CATArena: A New Benchmark for Evaluating LLM Agent Learning Through Iterative Tournament Competitions

Published on November 4, 2025 at 05:00 AM
A team of researchers has introduced CATArena (Code Agent Tournament Arena), a novel benchmark designed to evaluate the learning abilities of Large Language Model (LLM) agents through iterative tournament competitions. CATArena addresses the limitations of current benchmarks, which primarily focus on end-to-end performance in fixed scenarios and often suffer from score saturation and reliance on expert annotation. The core of CATArena is an iterative, competitive peer-learning framework that allows agents to refine and optimize their strategies through repeated interactions and feedback. The platform features four diverse board and card games with open-ended scoring, providing tasks without explicit upper score limits and enabling continuous, dynamic evaluation of rapidly advancing agent capabilities. Key features of CATArena include:
  • Iterative Peer-Learning: Agents continuously revise their strategies based on feedback and outcomes from previous rounds.

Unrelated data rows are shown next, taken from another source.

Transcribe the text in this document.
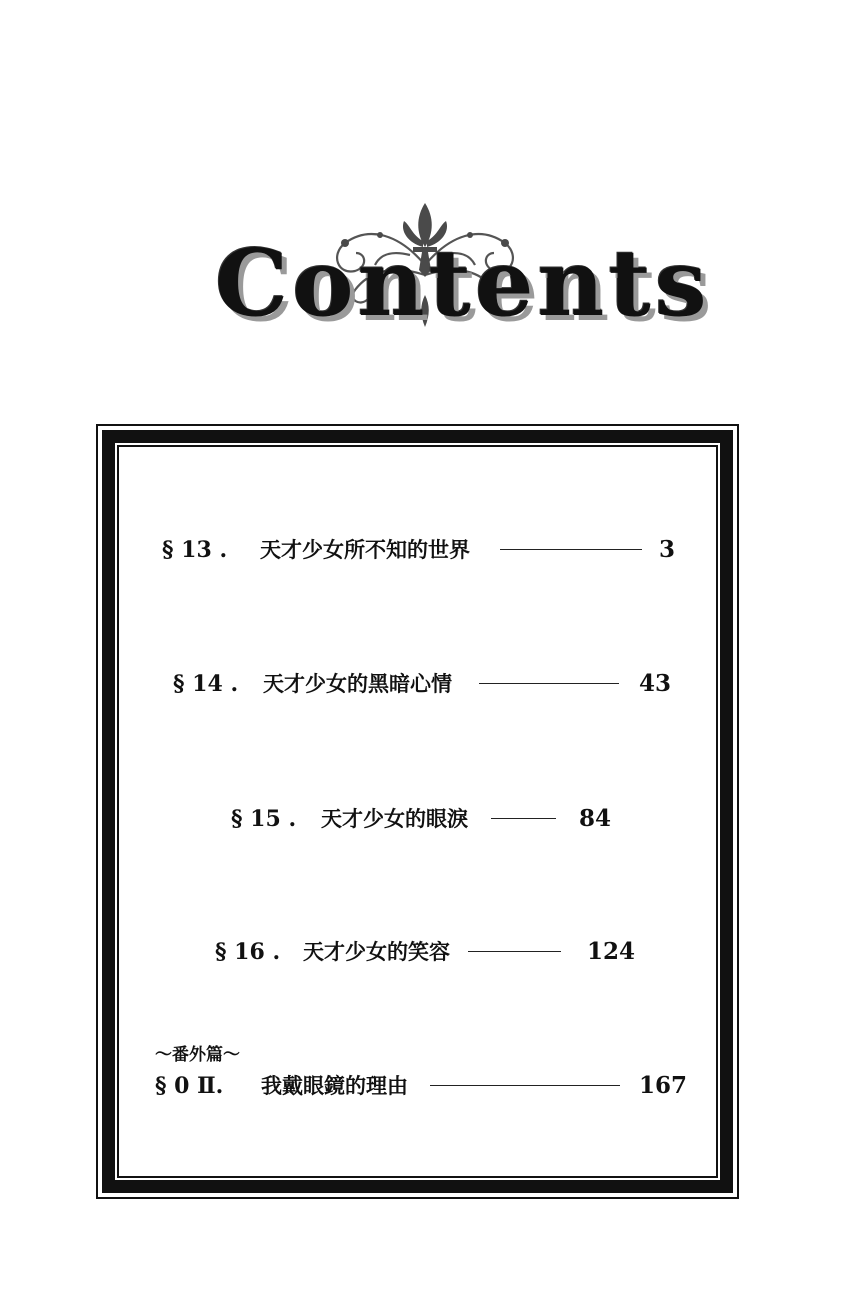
Contents
§ 13 . 天才少女所不知的世界	3
§ 14 . 天才少女的黑暗心情	43
§ 15 . 天才少女的眼淚	84
§ 16 . 天才少女的笑容	124
～番外篇～
§ 0 Ⅱ. 我戴眼鏡的理由	167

  • Open-Ended Games: CATArena includes board and card games that provide an unlimited upper bound for agent improvement.
  • Comprehensive Evaluation Metrics: General and systematic evaluation matrices are used to assess strategy coding, learning ability, and generalizability.
Experiments involving both minimal and commercial code agents demonstrate that CATArena offers reliable, stable, and scalable benchmarking for core agent abilities, particularly learning ability and strategy coding. The researchers emphasize that strategy coding tasks in CATArena are fundamentally different from traditional LLM reasoning tasks, representing a novel evaluation dimension. CATArena's extensible architecture can be adapted to other types of open-ended, rankable tasks, facilitating the assessment of core agent abilities in new domains as agent capabilities continue to advance. The framework also supports the incorporation of tasks with greater complexity and discrimination, ensuring ongoing evaluation without the need for expert-level human annotation.